Für Parteien wie die rechtsradikale NPD oder Pro NRW - auch Letzterer wird vom Verfassungsschutz NRW bescheinigt, sie stehe im
Verdacht, rechtsextremistische Bestrebungen zu verfolgen - wird die Distanzierung von der gewalttätigen Neonazi-Szene zur
Existenzfrage. Denn nach der Mordserie des Nationalsozialistischen Untergrunds (NSU), die zehn Menschen das Leben kostete, ist die
rechte Szene wieder stärker in den Blickpunkt gerückt. Und alle Studien zeigen, dass es zwischen dem gewalttätigen, auch zu Morden
bereiten Kern und den Parteien am rechten Rand, aus dem auch die NSU hervorging, zahlreiche Verbindungen gibt.
Zum Beispiel zwischen den Autonomen Nationalisten, den Freien Kameradschaften und einzelnen Funktionären von Pro NRW und der
NPD.
Über die Autonomen Nationalisten haben die beiden Sozialwissenschaftler Jan Schedler und Alexander Häusler ein Buch herausgegeben.
"Autonome Nationalisten - Neonazis im neuen Gewand" ist die bislang umfangreichste wissenschaftliche Beschäftigung mit dem in den
vergangenen Jahren schnell gewachsenen Flügel der rechtsradikalen Szene. Schon in den 80er-Jahren stellte der damals bekannte und
1991 an Aids verstorbene Neonazi-Führer Michael Kühnen fest, dass es der Nazi-Szene gelingen müsse, sich jugendlichen
Ausdrucksformen zu öffnen, um an Nachwuchs heranzukommen.

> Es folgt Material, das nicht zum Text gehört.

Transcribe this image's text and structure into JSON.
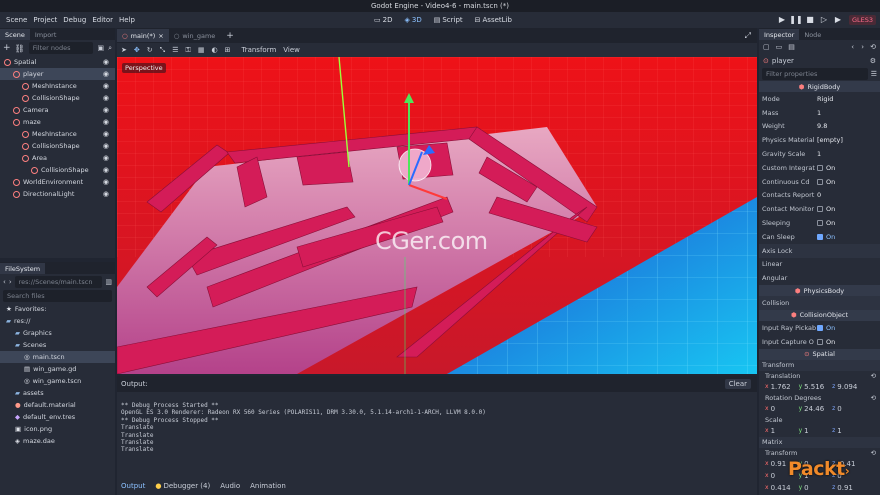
{
  "window_title": "Godot Engine - Video4-6 - main.tscn (*)",
  "menu": [
    "Scene",
    "Project",
    "Debug",
    "Editor",
    "Help"
  ],
  "workspaces": [
    {
      "label": "2D",
      "icon": "2d-icon"
    },
    {
      "label": "3D",
      "icon": "3d-icon"
    },
    {
      "label": "Script",
      "icon": "script-icon"
    },
    {
      "label": "AssetLib",
      "icon": "assetlib-icon"
    }
  ],
  "renderer": "GLES3",
  "scene_dock": {
    "tabs": [
      "Scene",
      "Import"
    ],
    "filter_placeholder": "Filter nodes",
    "nodes": [
      {
        "label": "Spatial",
        "depth": 0,
        "color": "#fc7f7f"
      },
      {
        "label": "player",
        "depth": 1,
        "color": "#fc7f7f",
        "selected": true
      },
      {
        "label": "MeshInstance",
        "depth": 2,
        "color": "#fc7f7f"
      },
      {
        "label": "CollisionShape",
        "depth": 2,
        "color": "#fc7f7f"
      },
      {
        "label": "Camera",
        "depth": 1,
        "color": "#fc7f7f"
      },
      {
        "label": "maze",
        "depth": 1,
        "color": "#fc7f7f"
      },
      {
        "label": "MeshInstance",
        "depth": 2,
        "color": "#fc7f7f"
      },
      {
        "label": "CollisionShape",
        "depth": 2,
        "color": "#fc7f7f"
      },
      {
        "label": "Area",
        "depth": 2,
        "color": "#fc7f7f"
      },
      {
        "label": "CollisionShape",
        "depth": 3,
        "color": "#fc7f7f"
      },
      {
        "label": "WorldEnvironment",
        "depth": 1,
        "color": "#fc7f7f"
      },
      {
        "label": "DirectionalLight",
        "depth": 1,
        "color": "#fc7f7f"
      }
    ]
  },
  "filesystem": {
    "tab": "FileSystem",
    "path": "res://Scenes/main.tscn",
    "search_placeholder": "Search files",
    "items": [
      {
        "label": "Favorites:",
        "depth": 0,
        "icon": "star-icon"
      },
      {
        "label": "res://",
        "depth": 0,
        "icon": "folder-icon"
      },
      {
        "label": "Graphics",
        "depth": 1,
        "icon": "folder-icon"
      },
      {
        "label": "Scenes",
        "depth": 1,
        "icon": "folder-icon"
      },
      {
        "label": "main.tscn",
        "depth": 2,
        "icon": "scene-icon",
        "selected": true
      },
      {
        "label": "win_game.gd",
        "depth": 2,
        "icon": "script-icon"
      },
      {
        "label": "win_game.tscn",
        "depth": 2,
        "icon": "scene-icon"
      },
      {
        "label": "assets",
        "depth": 1,
        "icon": "folder-icon"
      },
      {
        "label": "default.material",
        "depth": 1,
        "icon": "material-icon"
      },
      {
        "label": "default_env.tres",
        "depth": 1,
        "icon": "resource-icon"
      },
      {
        "label": "icon.png",
        "depth": 1,
        "icon": "image-icon"
      },
      {
        "label": "maze.dae",
        "depth": 1,
        "icon": "mesh-icon"
      }
    ]
  },
  "editor_tabs": [
    "main(*)",
    "win_game"
  ],
  "viewport_toolbar": {
    "transform": "Transform",
    "view": "View"
  },
  "viewport_label": "Perspective",
  "watermark": "CGer.com",
  "output": {
    "title": "Output:",
    "clear": "Clear",
    "lines": [
      "** Debug Process Started **",
      "OpenGL ES 3.0 Renderer: Radeon RX 560 Series (POLARIS11, DRM 3.30.0, 5.1.14-arch1-1-ARCH, LLVM 8.0.0)",
      "** Debug Process Stopped **",
      "Translate",
      "Translate",
      "Translate",
      "Translate"
    ],
    "bottom_tabs": [
      "Output",
      "Debugger (4)",
      "Audio",
      "Animation"
    ]
  },
  "inspector": {
    "tabs": [
      "Inspector",
      "Node"
    ],
    "node_name": "player",
    "filter_placeholder": "Filter properties",
    "rigidbody_header": "RigidBody",
    "props": [
      {
        "label": "Mode",
        "value": "Rigid"
      },
      {
        "label": "Mass",
        "value": "1"
      },
      {
        "label": "Weight",
        "value": "9.8"
      },
      {
        "label": "Physics Material",
        "value": "[empty]"
      },
      {
        "label": "Gravity Scale",
        "value": "1"
      },
      {
        "label": "Custom Integrat",
        "value": "On",
        "check": false
      },
      {
        "label": "Continuous Cd",
        "value": "On",
        "check": false
      },
      {
        "label": "Contacts Report",
        "value": "0"
      },
      {
        "label": "Contact Monitor",
        "value": "On",
        "check": false
      },
      {
        "label": "Sleeping",
        "value": "On",
        "check": false
      },
      {
        "label": "Can Sleep",
        "value": "On",
        "check": true
      }
    ],
    "groups": [
      "Axis Lock",
      "Linear",
      "Angular"
    ],
    "physicsbody_header": "PhysicsBody",
    "collision_label": "Collision",
    "collisionobject_header": "CollisionObject",
    "input_ray_pickable": {
      "label": "Input Ray Pickab",
      "value": "On",
      "check": true
    },
    "input_capture": {
      "label": "Input Capture O",
      "value": "On",
      "check": false
    },
    "spatial_header": "Spatial",
    "transform_label": "Transform",
    "translation": {
      "label": "Translation",
      "x": "1.762",
      "y": "5.516",
      "z": "9.094"
    },
    "rotation": {
      "label": "Rotation Degrees",
      "x": "0",
      "y": "24.46",
      "z": "0"
    },
    "scale": {
      "label": "Scale",
      "x": "1",
      "y": "1",
      "z": "1"
    },
    "matrix_label": "Matrix",
    "matrix_transform_label": "Transform",
    "matrix_row1": {
      "x": "0.91",
      "y": "0",
      "z": "-0.41"
    },
    "matrix_row2": {
      "x": "0",
      "y": "1",
      "z": "0"
    },
    "matrix_row3": {
      "x": "0.414",
      "y": "0",
      "z": "0.91"
    }
  },
  "brand_logo": "Packt"
}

"Die heutigen Autonomen Nationalisten erfüllen eher zufällige die Wünsche von Kühnen, dahinter steckte kein Plan", sagt Alexander
Häusler. Sie kamen Anfang bis Mitte des vergangenen Jahrzehnts in Berlin auf. Ihr Erfolgskonzept: Sie brachen mit den starren Regeln
der Neonazi-Szene, wirkten auch äußerlich nicht mehr wie aus der Zeit gefallene Kopien der Nazis aus den 20er- und 30er-Jahren des
20. Jahrhunderts, sondern kleideten sich modern: Wie Skater, wie Linke, wie HipHopper. Alles ging: Lange und kurze Harre. Buttons
tauchten auf, Linke Slogans wurden übernommen - auch im eigentlich verhassten Englisch. Aus "Good Night, White Pride" wurde "Good
Night, Left Side."
"Die Autonomen Nationalisten waren anfangs bei den Traditions-Neonazis unbeliebt, bildeten schwarze Blöcke wie die Linken und sahen
auch so aus. Aber als klar war, dass das vor allem Fassade war, dass die meisten der Jungnazis sich als radikale Nationalsozialisten
sahen, stieg die Akzeptanz", sagt Häusler. Denn als Autonomer Nationaler konnte man sich unauffällig bewegen, konnte in Clubs und
Kneipen gehen, ohne gleich erkannt zu werden. Das machte die Gruppen, die es anfangs nur in Berlin und im Ruhrgebiet gab, erfolgreich.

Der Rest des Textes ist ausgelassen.